И какое это было событие! Я привезла его во вторую ступень в большую перемену. Ребята окружили, сдавили меня. Сначала рассмотрели листик.
- Вшей нет ли? - спросила я, в глубине души надеясь, что санитарные комиссии давно уже управились с ними в школе. Но вшей сейчас же появилось с десяток.
- Мамушка родимая! - пищали девочки. - Ну и страшна же она, вша-то эта! Лап-то, лап-то сколько! Лохматая!
- Вот, дети, - не преминула использовать случай одна из учительниц, теперь вы понимаете, какую гадость вы на себе разводите, если не соблюдаете чистоту. Не только сами, но и родителям должны внушить, чтобы они мылись и держали помещение в чистоте.

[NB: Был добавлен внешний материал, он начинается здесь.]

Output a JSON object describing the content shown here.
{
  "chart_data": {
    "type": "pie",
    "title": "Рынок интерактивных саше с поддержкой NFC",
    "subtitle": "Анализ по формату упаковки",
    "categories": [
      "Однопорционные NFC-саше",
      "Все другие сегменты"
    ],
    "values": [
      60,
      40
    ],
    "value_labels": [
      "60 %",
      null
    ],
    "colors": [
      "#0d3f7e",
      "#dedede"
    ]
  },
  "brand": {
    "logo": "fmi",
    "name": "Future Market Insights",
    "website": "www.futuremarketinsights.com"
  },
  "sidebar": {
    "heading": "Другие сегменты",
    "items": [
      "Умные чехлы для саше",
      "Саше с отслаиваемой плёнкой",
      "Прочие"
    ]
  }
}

Этим и кончилось. Микроскоп был широко использован, но о дальтон-плане не могло быть и речи.
Лес рубят - щепки летят
- Замнарком принимает?
- Сейчас доложу.
Привычным движением секретарь складывает в папку бумаги на подпись, вдвигает поспешно ящики, захлопывает, быстро и беззвучно распахивает дверь кабинета замнаркома по просвещению и исчезает за дверью.
- Примет, только придется подождать.
Юноша вежливо придвигает мне стул и берется за газету. Но ему не хочется читать газету, ему хочется разговаривать.
- Ну, как у вас там в школе?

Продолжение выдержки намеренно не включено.